Stimulation-associated redistribution of H+-K+-ATPase activity in isolated gastric glands.

The objective of this work is to establish a procedure to study the stimulation-dependent membrane redistribution and properties of H+-K+-ATPase in an in vitro model system, rabbit isolated gastric glands. Stimulated (10(-4) M histamine plus 10(-5) M forskolin) and resting (10(-4) M metiamide) glands were homogenized and fractionated into PO (40 g, 5 min), P1 (400 g, 10 min), P2 (14,500 g, 10 min), P3 (48,200 g, 90 min), and supernatant, S3. Significant changes occurred in the distribution of our marker for H+-K+-ATPase (K+-p-nitrophenyl phosphatase) activity: a reduction in activity of P3 and a compensatory increment in P1. P3 showed valinomycin (Val)-dependent vesicular H+ uptake, while H+ uptake in P1 was Val independent.

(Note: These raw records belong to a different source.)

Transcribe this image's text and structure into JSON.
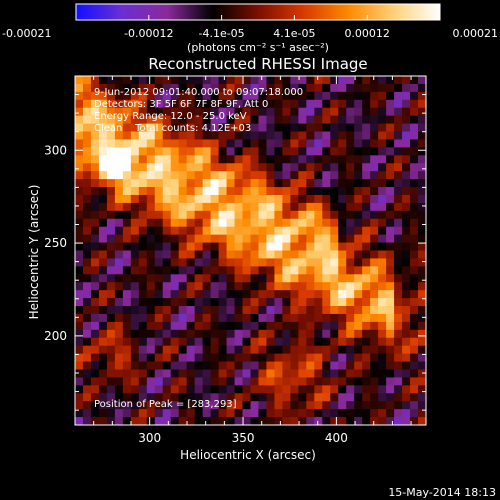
{
  "colorbar": {
    "tick_labels": [
      "-0.00021",
      "-0.00012",
      "-4.1e-05",
      "4.1e-05",
      "0.00012",
      "0.00021"
    ],
    "units_label": "(photons cm⁻² s⁻¹ asec⁻²)",
    "range": [
      -0.00021,
      0.00021
    ],
    "colors": [
      "#1010ff",
      "#6a2fd2",
      "#8a2a9a",
      "#000000",
      "#7a0f00",
      "#d83a00",
      "#ff8a00",
      "#ffd27a",
      "#ffffff"
    ]
  },
  "chart_data": {
    "type": "heatmap",
    "title": "Reconstructed RHESSI Image",
    "xlabel": "Heliocentric X (arcsec)",
    "ylabel": "Heliocentric Y (arcsec)",
    "xlim": [
      260,
      448
    ],
    "ylim": [
      152,
      340
    ],
    "x_ticks": [
      300,
      350,
      400
    ],
    "y_ticks": [
      200,
      250,
      300
    ],
    "grid": false,
    "annotations": [
      "9-Jun-2012 09:01:40.000 to 09:07:18.000",
      "Detectors: 3F 5F 6F 7F 8F 9F, Att 0",
      "Energy Range: 12.0 - 25.0 keV",
      "Clean    Total counts: 4.12E+03"
    ],
    "peak_label": "Position of Peak = [283,293]",
    "peak": [
      283,
      293
    ]
  },
  "footer": {
    "timestamp": "15-May-2014 18:13"
  }
}
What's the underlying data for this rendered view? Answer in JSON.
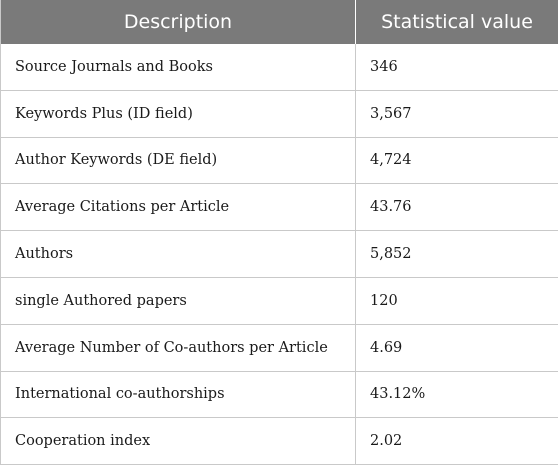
{
  "table": {
    "headers": [
      "Description",
      "Statistical value"
    ],
    "rows": [
      {
        "description": "Source Journals and Books",
        "value": "346"
      },
      {
        "description": "Keywords Plus (ID field)",
        "value": "3,567"
      },
      {
        "description": "Author Keywords (DE field)",
        "value": "4,724"
      },
      {
        "description": "Average Citations per Article",
        "value": "43.76"
      },
      {
        "description": "Authors",
        "value": "5,852"
      },
      {
        "description": "single Authored papers",
        "value": "120"
      },
      {
        "description": "Average Number of Co-authors per Article",
        "value": "4.69"
      },
      {
        "description": "International co-authorships",
        "value": "43.12%"
      },
      {
        "description": "Cooperation index",
        "value": "2.02"
      }
    ]
  },
  "colors": {
    "header_background": "#7a7a7a",
    "header_text": "#ffffff",
    "grid_lines": "#c9c9c9"
  }
}
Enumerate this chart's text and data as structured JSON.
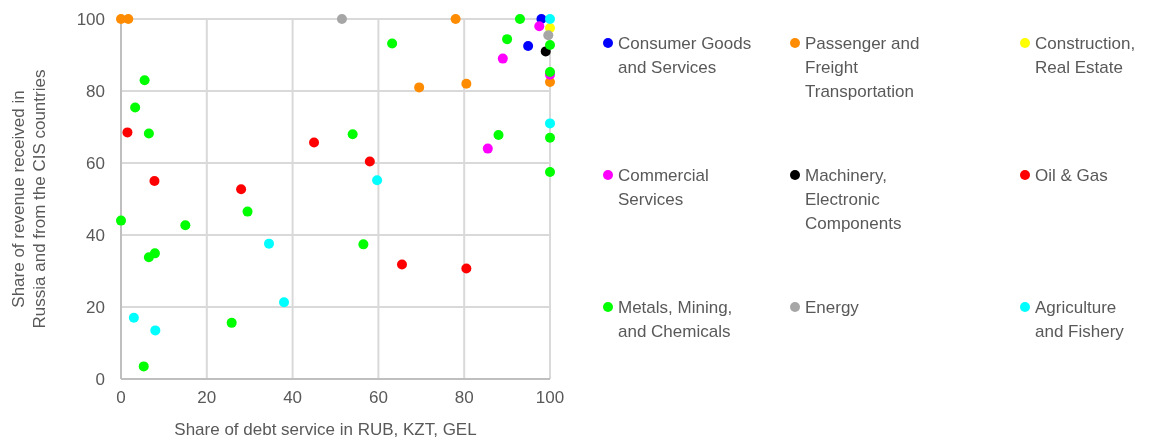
{
  "chart_data": {
    "type": "scatter",
    "xlabel": "Share of debt service in RUB, KZT, GEL",
    "ylabel": "Share of revenue received in Russia and from the CIS countries",
    "xlim": [
      0,
      100
    ],
    "ylim": [
      0,
      100
    ],
    "xticks": [
      0,
      20,
      40,
      60,
      80,
      100
    ],
    "yticks": [
      0,
      20,
      40,
      60,
      80,
      100
    ],
    "grid": true,
    "legend": "right",
    "marker": "circle",
    "series": [
      {
        "name": "Consumer Goods and Services",
        "color": "#0000ff",
        "x": [
          98,
          94.9
        ],
        "values": [
          100,
          92.5
        ]
      },
      {
        "name": "Passenger and Freight Transportation",
        "color": "#ff8c00",
        "x": [
          0,
          1.7,
          78,
          69.5,
          80.5,
          100
        ],
        "values": [
          100,
          100,
          100,
          81,
          82,
          82.5
        ]
      },
      {
        "name": "Construction, Real Estate",
        "color": "#ffff00",
        "x": [
          100
        ],
        "values": [
          97.5
        ]
      },
      {
        "name": "Commercial Services",
        "color": "#ff00ff",
        "x": [
          97.5,
          89,
          85.5,
          100
        ],
        "values": [
          98,
          89,
          64,
          84.5
        ]
      },
      {
        "name": "Machinery, Electronic Components",
        "color": "#000000",
        "x": [
          99
        ],
        "values": [
          91
        ]
      },
      {
        "name": "Oil & Gas",
        "color": "#ff0000",
        "x": [
          1.5,
          7.8,
          28,
          45,
          58,
          65.5,
          80.5
        ],
        "values": [
          68.5,
          55,
          52.7,
          65.7,
          60.4,
          31.8,
          30.7
        ]
      },
      {
        "name": "Metals, Mining, and Chemicals",
        "color": "#00ff00",
        "x": [
          5.5,
          3.3,
          6.5,
          0,
          15,
          6.5,
          7.9,
          29.5,
          25.8,
          5.3,
          54,
          56.5,
          63.2,
          93,
          90,
          88,
          100,
          100,
          100,
          100
        ],
        "values": [
          83,
          75.4,
          68.2,
          44,
          42.7,
          33.8,
          34.9,
          46.5,
          15.6,
          3.5,
          68,
          37.4,
          93.2,
          100,
          94.4,
          67.8,
          85.3,
          67,
          57.5,
          92.8
        ]
      },
      {
        "name": "Energy",
        "color": "#a6a6a6",
        "x": [
          51.5,
          99.6
        ],
        "values": [
          100,
          95.5
        ]
      },
      {
        "name": "Agriculture and Fishery",
        "color": "#00ffff",
        "x": [
          3,
          8,
          34.5,
          38,
          59.7,
          100,
          100
        ],
        "values": [
          17,
          13.5,
          37.6,
          21.3,
          55.2,
          71,
          100
        ]
      }
    ]
  }
}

Direct measurements of ATPase revealed that H+-K+-ATPase activity of P3 was Val dependent and decreased by stimulation; H+-K+-ATPase activity of P1 was Val independent and increased by stimulation. Further density gradient purification of P1 showed that membranes lighter than 17% Ficoll contained higher specific H+-K+-ATPase activity, and the observed increase in H+-K+-ATPase associated with stimulation was more pronounced. Also, the lighter fractions from stimulated P1 had much latent H+-K+-ATPase activity that was unmasked by n-octylglucoside. The properties of membrane fractions from isolated glands were consistent with results obtained in vivo: high H+-K+-ATPase activity of P3 from resting glands corresponds to cytoplasmic tubulovesicles lacking KCl transport pathways; high activity of P1 from stimulated glands corresponds to apical plasma membrane vesicles containing KCl transport in addition to the H+-K+-ATPase, and full competency for the generation of HCl.